The Wiedemann–Franz (WF) law, a hallmark of Fermi liquid theory, links electrical and thermal conductivities in metals via the Lorenz number. Deviations from this law are often a sign of unconventional quasiparticle behaviors, a phenomenon increasingly observed in topological semimetals (TSMs). TSMs with their unique electronic structures are particularly promising for transverse thermoelectric (TE) applications. Here, we investigate the magneto-TE properties of polycrystalline TaSb2, a compensated topological semimetal.

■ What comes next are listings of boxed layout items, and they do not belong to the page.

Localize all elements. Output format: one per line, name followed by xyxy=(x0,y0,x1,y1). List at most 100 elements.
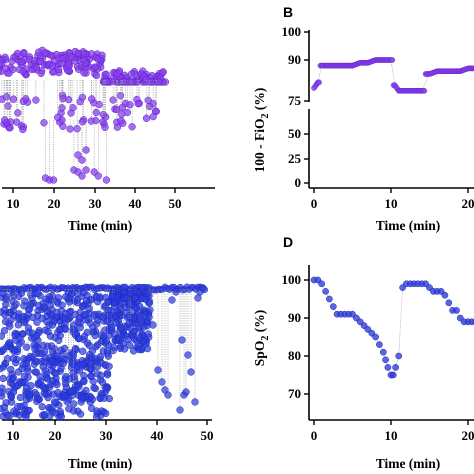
panel-c-point xyxy=(59,359,68,367)
panel-a-point xyxy=(82,166,90,174)
panel-a-point xyxy=(87,117,95,125)
panel-c-point xyxy=(144,317,152,326)
panel-c-point xyxy=(68,290,76,298)
panel-c-point xyxy=(125,341,134,349)
panel-c-point xyxy=(66,352,74,360)
panel-c-point xyxy=(87,372,95,381)
panel-c-point xyxy=(38,314,46,322)
panel-c-point xyxy=(126,290,134,298)
panel-a-point xyxy=(49,176,58,184)
panel-d-letter: D xyxy=(283,234,293,250)
panel-c-point xyxy=(0,345,8,354)
panel-c-point xyxy=(182,388,190,396)
panel-a-point xyxy=(8,57,16,65)
panel-c-point xyxy=(39,363,47,371)
panel-c-point xyxy=(6,308,15,317)
panel-c-point xyxy=(112,319,120,327)
panel-c-point xyxy=(69,360,77,368)
panel-a-point xyxy=(113,70,121,78)
panel-b-y-tick-label: 50 xyxy=(288,126,301,141)
panel-a-point xyxy=(87,50,96,58)
panel-c-point xyxy=(16,393,25,402)
panel-c-point xyxy=(55,294,63,302)
panel-c-point xyxy=(82,297,91,305)
panel-c-point xyxy=(40,303,48,311)
panel-b-x-label: Time (min) xyxy=(376,218,441,233)
panel-c-point xyxy=(34,289,42,298)
panel-a-point xyxy=(117,117,125,125)
panel-b-fio2-chart: B 0 10 20 100 90 75 50 25 0 100 - FiO2 (%) Time … xyxy=(252,4,474,233)
panel-c-point xyxy=(134,308,143,316)
panel-c-point xyxy=(191,398,199,406)
panel-a-point xyxy=(127,70,136,78)
panel-d-point xyxy=(379,348,387,356)
panel-b-y-tick-label: 75 xyxy=(288,93,302,108)
panel-c-point xyxy=(5,339,14,347)
panel-c-point xyxy=(2,399,10,407)
panel-a-point xyxy=(40,119,48,127)
panel-c-x-label: Time (min) xyxy=(68,456,133,471)
panel-c-point xyxy=(83,339,92,347)
panel-a-point xyxy=(149,112,157,121)
panel-c-point xyxy=(86,365,94,373)
panel-d-x-tick-label: 20 xyxy=(462,428,474,443)
panel-c-point xyxy=(35,395,43,403)
panel-c-point xyxy=(103,385,111,393)
panel-c-point xyxy=(62,373,70,381)
panel-a-point xyxy=(78,118,87,126)
panel-a-point xyxy=(102,176,111,184)
panel-a-point xyxy=(73,125,81,133)
panel-c-point xyxy=(102,409,110,418)
panel-a-point xyxy=(142,75,150,84)
panel-c-point xyxy=(26,301,35,309)
panel-a-point xyxy=(48,62,56,70)
panel-c-point xyxy=(17,402,25,411)
panel-a-point xyxy=(54,65,63,74)
panel-a-x-tick-label: 40 xyxy=(129,196,142,211)
panel-a-point xyxy=(82,59,90,67)
panel-c-point xyxy=(21,379,29,387)
panel-a-x-tick-label: 30 xyxy=(89,196,102,211)
panel-c-x-tick-label: 30 xyxy=(100,428,113,443)
panel-a-point xyxy=(91,63,99,71)
panel-b-y-label: 100 - FiO2 (%) xyxy=(252,88,271,173)
panel-c-point xyxy=(45,383,54,391)
panel-b-y-tick-label: 25 xyxy=(288,151,302,166)
panel-c-point xyxy=(172,288,180,296)
panel-a-point xyxy=(14,109,22,117)
panel-a-point xyxy=(101,123,109,132)
panel-c-point xyxy=(15,313,23,321)
panel-d-point xyxy=(384,364,392,371)
panel-c-point xyxy=(111,312,119,320)
panel-c-point xyxy=(31,345,39,353)
panel-c-point xyxy=(12,300,20,308)
panel-c-point xyxy=(69,407,78,415)
panel-d-spo2-chart: D 0 10 20 100 90 80 70 SpO2 (%) Time (min) xyxy=(252,234,474,471)
panel-d-y-tick-label: 80 xyxy=(288,348,301,363)
panel-c-point xyxy=(96,293,104,301)
panel-c-point xyxy=(129,347,138,355)
panel-c-point xyxy=(88,347,97,355)
panel-c-point xyxy=(99,313,107,321)
panel-a-point xyxy=(9,65,17,74)
panel-b-point xyxy=(421,88,428,94)
panel-c-point xyxy=(108,323,116,331)
panel-a-x-tick-label: 50 xyxy=(169,196,182,211)
panel-d-y-tick-label: 100 xyxy=(282,272,302,287)
panel-c-point xyxy=(100,332,108,341)
panel-a-point xyxy=(74,49,82,57)
panel-a-point xyxy=(17,57,26,66)
panel-c-point xyxy=(15,411,24,419)
panel-a-point xyxy=(2,64,10,72)
panel-c-point xyxy=(9,388,18,396)
panel-c-point xyxy=(30,334,39,342)
panel-a-point xyxy=(94,172,102,180)
panel-c-point xyxy=(48,357,56,365)
panel-c-point xyxy=(117,324,125,332)
panel-c-point xyxy=(7,365,15,374)
panel-c-point xyxy=(76,323,84,332)
panel-a-point xyxy=(2,93,11,101)
panel-b-x-tick-label: 0 xyxy=(311,196,318,211)
panel-b-letter: B xyxy=(283,4,293,20)
panel-d-y-tick-label: 90 xyxy=(288,310,301,325)
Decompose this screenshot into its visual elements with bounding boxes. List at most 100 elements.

Our measurements reveal a substantial breakdown of the WF law, with the Lorenz number dropping below the Sommerfeld value above 40 K, indicating non-Fermi liquid behavior. TaSb2 exhibits a pronounced transverse thermoelectric response, characterized by a peak Nernst thermopower of ∼37 μV K–1 at 25 K under a 9 T field, far exceeding the Seebeck response. The corresponding Nernst power factor reaches 10.4 × 10–4 W m–1 K–2, with an average value of 1.8 × 10–4 W m–1 K–2 across the measured temperature range, more than seven times the average Seebeck power factor. Additionally, the transverse thermoelectric conductivity αyx peaks at ∼30 A m–1 K–1 at 30 K. These results underscore the promise of polycrystalline TaSb2 as a high-performance, low-temperature transverse thermoelectric material with practical scalability, paving the way for future magnetically enhanced solid-state cooling technologies.